There are many potential options as to how the Canadiens can dig themselves out of this hole. They could fire Stephane Waite, the team’s goalie coach to get a fresh vision. What about trading Alex Galchenyuk for a top four, puck-moving defenseman? Another desperate option is to fire Claude Julien and try a new system. All of these could be potential fixes, but all are drastic measures considering we are less than 10 games into the season.
Also, it appears Alex Galchenyuk is very, very likely to get traded. Strong possibilities for a defenceman to come back the other way.
— Eric Engels (@EricEngels) June 15, 2017
Something not many people have been considering is actually sitting Price for a couple of games. I know, I know, it sounds absolutely insane to make the best goaltender in the world a healthy scratch, but it isn’t unprecedented.
If we go back to the 2013 playoffs, we get a perfect example of how a little bit of time on the sidelines can reinvigorate a goalie. The Pittsburgh Penguins drew the New York Islanders in the opening round of the tournament and were easily the favourites.
Marc-Andre Fleury had just come off a lockout-shortened season where he went 23-8-0 and appeared ready to bring the Penguins to their second Cup in four seasons. He backstopped the Pens to a 5-0 win in Game 1, but it was all downhill from there.
In Game 3, he allowed four goals but still eked out the win. The first four games of the series saw Fleury allow 14 goals before Dan Bylsma finally had enough.
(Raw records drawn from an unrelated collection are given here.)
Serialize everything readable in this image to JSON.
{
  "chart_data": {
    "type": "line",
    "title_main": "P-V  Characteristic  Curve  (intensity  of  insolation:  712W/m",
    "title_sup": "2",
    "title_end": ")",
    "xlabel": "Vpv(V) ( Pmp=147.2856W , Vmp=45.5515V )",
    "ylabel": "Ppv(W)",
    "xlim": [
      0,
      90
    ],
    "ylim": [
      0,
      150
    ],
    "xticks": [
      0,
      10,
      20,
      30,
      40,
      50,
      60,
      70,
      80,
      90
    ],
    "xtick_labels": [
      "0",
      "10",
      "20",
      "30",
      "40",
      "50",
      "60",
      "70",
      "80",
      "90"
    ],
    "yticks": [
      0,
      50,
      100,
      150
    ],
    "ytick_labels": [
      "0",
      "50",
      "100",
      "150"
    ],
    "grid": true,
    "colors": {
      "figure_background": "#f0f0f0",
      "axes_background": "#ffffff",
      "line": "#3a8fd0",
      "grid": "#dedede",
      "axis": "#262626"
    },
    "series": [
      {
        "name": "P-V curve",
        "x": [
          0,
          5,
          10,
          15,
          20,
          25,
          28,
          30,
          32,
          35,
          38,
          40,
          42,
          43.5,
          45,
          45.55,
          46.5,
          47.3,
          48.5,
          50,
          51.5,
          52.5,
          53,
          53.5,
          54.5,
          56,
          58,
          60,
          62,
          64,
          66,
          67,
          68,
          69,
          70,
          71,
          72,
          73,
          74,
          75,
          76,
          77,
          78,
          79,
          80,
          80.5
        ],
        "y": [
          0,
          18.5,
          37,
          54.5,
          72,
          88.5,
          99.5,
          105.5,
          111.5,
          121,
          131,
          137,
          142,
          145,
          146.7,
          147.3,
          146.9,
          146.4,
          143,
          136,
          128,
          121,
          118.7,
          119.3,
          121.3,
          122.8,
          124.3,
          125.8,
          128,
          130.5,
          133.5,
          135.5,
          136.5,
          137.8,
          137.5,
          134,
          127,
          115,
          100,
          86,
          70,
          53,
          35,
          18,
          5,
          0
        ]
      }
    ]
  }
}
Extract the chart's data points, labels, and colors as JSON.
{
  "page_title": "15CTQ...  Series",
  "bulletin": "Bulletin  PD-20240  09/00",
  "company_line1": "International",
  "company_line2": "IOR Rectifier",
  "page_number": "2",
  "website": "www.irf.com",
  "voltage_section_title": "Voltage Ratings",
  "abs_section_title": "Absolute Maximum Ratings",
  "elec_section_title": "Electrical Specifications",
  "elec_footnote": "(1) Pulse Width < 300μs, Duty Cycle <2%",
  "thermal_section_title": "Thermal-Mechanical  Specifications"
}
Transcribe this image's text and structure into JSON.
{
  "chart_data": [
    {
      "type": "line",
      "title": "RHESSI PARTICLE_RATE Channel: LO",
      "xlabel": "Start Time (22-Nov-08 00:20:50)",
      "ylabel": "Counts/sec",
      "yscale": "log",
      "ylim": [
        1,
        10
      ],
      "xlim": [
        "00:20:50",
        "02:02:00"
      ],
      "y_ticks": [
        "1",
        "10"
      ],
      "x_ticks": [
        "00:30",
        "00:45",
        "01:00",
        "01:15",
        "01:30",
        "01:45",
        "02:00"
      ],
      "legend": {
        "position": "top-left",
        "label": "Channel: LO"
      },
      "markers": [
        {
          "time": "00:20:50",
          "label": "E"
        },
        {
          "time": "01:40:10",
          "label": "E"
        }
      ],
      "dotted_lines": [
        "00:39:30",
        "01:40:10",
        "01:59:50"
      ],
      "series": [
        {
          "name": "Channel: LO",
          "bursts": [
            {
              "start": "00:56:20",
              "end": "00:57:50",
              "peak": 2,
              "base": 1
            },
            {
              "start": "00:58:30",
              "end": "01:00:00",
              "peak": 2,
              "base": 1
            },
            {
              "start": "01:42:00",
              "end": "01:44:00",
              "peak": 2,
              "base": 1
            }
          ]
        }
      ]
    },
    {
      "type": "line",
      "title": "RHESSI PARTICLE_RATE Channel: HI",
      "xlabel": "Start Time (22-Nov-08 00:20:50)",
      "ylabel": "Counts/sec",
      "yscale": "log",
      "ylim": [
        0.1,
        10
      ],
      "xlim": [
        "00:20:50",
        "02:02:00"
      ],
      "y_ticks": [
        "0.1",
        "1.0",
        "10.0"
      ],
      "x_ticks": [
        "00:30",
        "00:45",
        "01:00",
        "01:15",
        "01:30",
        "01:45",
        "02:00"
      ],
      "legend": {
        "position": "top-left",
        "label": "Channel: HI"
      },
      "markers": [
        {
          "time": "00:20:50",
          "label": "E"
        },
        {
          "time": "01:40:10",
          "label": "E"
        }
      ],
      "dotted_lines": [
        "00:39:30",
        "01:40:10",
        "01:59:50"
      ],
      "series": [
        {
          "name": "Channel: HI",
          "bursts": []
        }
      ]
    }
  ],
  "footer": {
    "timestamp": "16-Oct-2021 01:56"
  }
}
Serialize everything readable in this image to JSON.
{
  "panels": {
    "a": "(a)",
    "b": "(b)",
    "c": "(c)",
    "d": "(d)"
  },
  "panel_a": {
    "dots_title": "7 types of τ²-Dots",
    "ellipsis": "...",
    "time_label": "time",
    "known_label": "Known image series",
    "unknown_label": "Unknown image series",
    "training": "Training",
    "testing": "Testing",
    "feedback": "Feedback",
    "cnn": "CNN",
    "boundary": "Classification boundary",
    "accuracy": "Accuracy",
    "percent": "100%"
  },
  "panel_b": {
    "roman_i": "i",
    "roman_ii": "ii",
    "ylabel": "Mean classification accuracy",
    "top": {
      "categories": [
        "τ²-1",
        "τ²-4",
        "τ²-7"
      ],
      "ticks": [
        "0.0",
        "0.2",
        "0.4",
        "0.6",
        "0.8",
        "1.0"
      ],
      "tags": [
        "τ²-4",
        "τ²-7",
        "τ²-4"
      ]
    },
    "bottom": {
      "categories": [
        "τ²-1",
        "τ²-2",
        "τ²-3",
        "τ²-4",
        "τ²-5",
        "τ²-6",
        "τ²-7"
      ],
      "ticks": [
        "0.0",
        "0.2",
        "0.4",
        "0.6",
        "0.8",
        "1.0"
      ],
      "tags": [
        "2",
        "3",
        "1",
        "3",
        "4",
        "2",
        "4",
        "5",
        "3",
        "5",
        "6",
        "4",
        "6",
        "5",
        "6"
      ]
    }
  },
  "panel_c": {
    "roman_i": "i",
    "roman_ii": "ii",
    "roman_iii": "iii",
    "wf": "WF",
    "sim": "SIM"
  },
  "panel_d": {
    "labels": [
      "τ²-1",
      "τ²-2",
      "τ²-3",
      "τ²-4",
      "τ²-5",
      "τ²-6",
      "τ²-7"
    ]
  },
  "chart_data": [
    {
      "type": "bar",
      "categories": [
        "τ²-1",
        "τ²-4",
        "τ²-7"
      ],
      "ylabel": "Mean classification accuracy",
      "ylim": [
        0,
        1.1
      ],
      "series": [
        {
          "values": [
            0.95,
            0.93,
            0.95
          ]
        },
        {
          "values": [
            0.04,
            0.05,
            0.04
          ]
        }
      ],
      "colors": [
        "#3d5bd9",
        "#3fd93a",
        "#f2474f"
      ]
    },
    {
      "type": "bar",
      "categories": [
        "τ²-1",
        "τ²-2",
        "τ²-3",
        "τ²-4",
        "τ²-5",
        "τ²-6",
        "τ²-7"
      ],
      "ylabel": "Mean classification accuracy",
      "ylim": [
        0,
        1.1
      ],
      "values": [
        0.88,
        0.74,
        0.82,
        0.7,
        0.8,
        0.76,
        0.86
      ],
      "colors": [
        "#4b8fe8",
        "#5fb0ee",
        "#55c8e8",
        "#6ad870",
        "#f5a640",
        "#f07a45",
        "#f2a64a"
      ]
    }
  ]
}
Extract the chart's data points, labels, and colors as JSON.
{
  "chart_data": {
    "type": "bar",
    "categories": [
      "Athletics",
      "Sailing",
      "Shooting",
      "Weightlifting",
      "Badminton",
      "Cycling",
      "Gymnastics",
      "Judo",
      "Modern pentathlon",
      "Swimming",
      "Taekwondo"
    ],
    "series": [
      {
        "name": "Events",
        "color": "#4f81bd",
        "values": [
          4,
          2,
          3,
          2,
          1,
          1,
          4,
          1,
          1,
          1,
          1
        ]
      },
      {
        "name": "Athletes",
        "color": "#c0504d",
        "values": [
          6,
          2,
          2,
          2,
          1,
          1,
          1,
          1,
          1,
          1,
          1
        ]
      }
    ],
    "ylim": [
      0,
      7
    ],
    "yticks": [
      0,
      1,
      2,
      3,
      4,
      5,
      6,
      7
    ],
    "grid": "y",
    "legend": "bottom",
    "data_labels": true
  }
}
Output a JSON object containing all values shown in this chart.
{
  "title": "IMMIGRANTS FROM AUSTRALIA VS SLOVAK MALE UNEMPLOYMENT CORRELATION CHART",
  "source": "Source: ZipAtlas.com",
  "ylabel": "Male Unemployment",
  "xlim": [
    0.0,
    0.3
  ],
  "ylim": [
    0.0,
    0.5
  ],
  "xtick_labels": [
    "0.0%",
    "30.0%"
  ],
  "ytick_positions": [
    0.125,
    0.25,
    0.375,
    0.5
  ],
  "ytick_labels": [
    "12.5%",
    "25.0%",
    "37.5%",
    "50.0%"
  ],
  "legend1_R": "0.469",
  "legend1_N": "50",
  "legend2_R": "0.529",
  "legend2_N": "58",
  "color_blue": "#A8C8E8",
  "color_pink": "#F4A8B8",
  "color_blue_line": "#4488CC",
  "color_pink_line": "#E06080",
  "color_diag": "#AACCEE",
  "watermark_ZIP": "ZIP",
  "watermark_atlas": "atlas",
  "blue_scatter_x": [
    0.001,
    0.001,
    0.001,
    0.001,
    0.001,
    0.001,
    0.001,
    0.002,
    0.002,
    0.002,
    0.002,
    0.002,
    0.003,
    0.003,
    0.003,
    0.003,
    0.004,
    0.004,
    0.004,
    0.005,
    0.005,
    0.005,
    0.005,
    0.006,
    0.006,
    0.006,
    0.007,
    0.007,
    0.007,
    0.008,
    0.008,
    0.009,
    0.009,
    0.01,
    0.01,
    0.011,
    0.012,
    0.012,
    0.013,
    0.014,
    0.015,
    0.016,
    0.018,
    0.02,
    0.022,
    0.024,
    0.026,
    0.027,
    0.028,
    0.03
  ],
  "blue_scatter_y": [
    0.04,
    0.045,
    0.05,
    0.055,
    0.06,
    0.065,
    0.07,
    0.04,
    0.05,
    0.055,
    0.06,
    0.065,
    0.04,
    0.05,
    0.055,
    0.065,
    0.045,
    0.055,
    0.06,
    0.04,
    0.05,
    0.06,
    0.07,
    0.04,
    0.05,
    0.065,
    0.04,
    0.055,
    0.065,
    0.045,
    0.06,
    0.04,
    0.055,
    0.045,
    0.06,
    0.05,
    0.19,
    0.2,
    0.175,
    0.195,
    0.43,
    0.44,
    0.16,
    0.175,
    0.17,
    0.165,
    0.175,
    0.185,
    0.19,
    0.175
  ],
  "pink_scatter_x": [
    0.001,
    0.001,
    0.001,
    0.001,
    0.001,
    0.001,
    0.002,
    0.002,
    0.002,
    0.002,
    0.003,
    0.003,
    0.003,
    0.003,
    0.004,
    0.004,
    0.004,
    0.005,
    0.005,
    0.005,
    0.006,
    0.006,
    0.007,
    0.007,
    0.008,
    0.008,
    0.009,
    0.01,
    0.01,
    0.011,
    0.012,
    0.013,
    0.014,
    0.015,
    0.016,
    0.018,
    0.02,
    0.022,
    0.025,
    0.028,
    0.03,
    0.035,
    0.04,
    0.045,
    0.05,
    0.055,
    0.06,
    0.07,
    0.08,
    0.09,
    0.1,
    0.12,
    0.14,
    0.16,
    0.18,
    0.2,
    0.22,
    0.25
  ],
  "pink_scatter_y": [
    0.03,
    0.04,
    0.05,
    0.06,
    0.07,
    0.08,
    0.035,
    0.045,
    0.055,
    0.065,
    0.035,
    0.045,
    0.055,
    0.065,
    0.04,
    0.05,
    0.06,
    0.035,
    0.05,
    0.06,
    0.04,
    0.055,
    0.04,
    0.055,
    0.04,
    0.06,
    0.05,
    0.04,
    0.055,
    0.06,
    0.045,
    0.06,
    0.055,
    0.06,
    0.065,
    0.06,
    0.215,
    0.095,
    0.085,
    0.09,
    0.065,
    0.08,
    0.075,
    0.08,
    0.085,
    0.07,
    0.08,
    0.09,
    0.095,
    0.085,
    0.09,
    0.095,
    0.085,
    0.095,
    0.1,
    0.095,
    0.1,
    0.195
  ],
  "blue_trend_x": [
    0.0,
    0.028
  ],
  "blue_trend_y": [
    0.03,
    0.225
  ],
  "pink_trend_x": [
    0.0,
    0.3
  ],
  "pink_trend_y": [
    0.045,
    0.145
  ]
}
Tomas Vokoun started, and won, the next two games to give the Penguins the series win and he never looked back, leading the Penguins all the way to the Eastern Conference Finals, where they would get swept by the Boston Bruins.
The following season, Fleury came back with a vengeance and, although he didn’t have the greatest statistical season of his career (.915 SV%, 2.37 GAA), he wound up winning 39 games, the third-highest total of his career. Two seasons later, the Penguins won the Stanley Cup again.
Who Will Take Over?
Al Montoya is and has been a very serviceable backup during his time in the NHL but, with no disrespect to Montoya of course, he is just that: a serviceable backup. He has started more than 25 games only once in his career and ended up with an .893 SV% and a 3.10 GAA. Not exactly promising. So if Montoya isn’t going to take the net for Price, who should? None other than Charlie Lindgren.
This season in the AHL, Lindgren has been awful, plain and simple. But, last season he won 24 games in the AHL and had reasonably good numbers (.914 SV%, 2.56 GAA) for a young starting goaltender in his first professional season. It’s his small NHL sample that makes him a very curious option. Lindgren has started three games in the NHL, winning all of them with a .943 SV% and 1.64 GAA.
Not a Long-Term Solution
Don’t get me wrong here, I’m not suggesting that the team should toss Price in the press box or on the bench for the next month and see if Lindgren can steal the starting job. That obviously isn’t an option. But we know Price is better than what he’s shown us, so it could be beneficial for him to sit and observe. He could study how his new defense core plays, as well as give himself the opportunity to get his mind back on track.
Not only could it be beneficial for Price, but it would also give the organization a chance to really see what they have with Lindgren. If his NCAA career and small NHL sample size are any indications then it’s possible Lindgren could be an NHL starting goaltender. If he were to come up and play well, that could give Montreal a huge trade chip to either add more scoring up front or bring in a more offensive-minded defenseman.
Although it seems like a massive stretch to try something of this magnitude, at this point the Canadiens should be thinking about trying anything and everything to right the ship.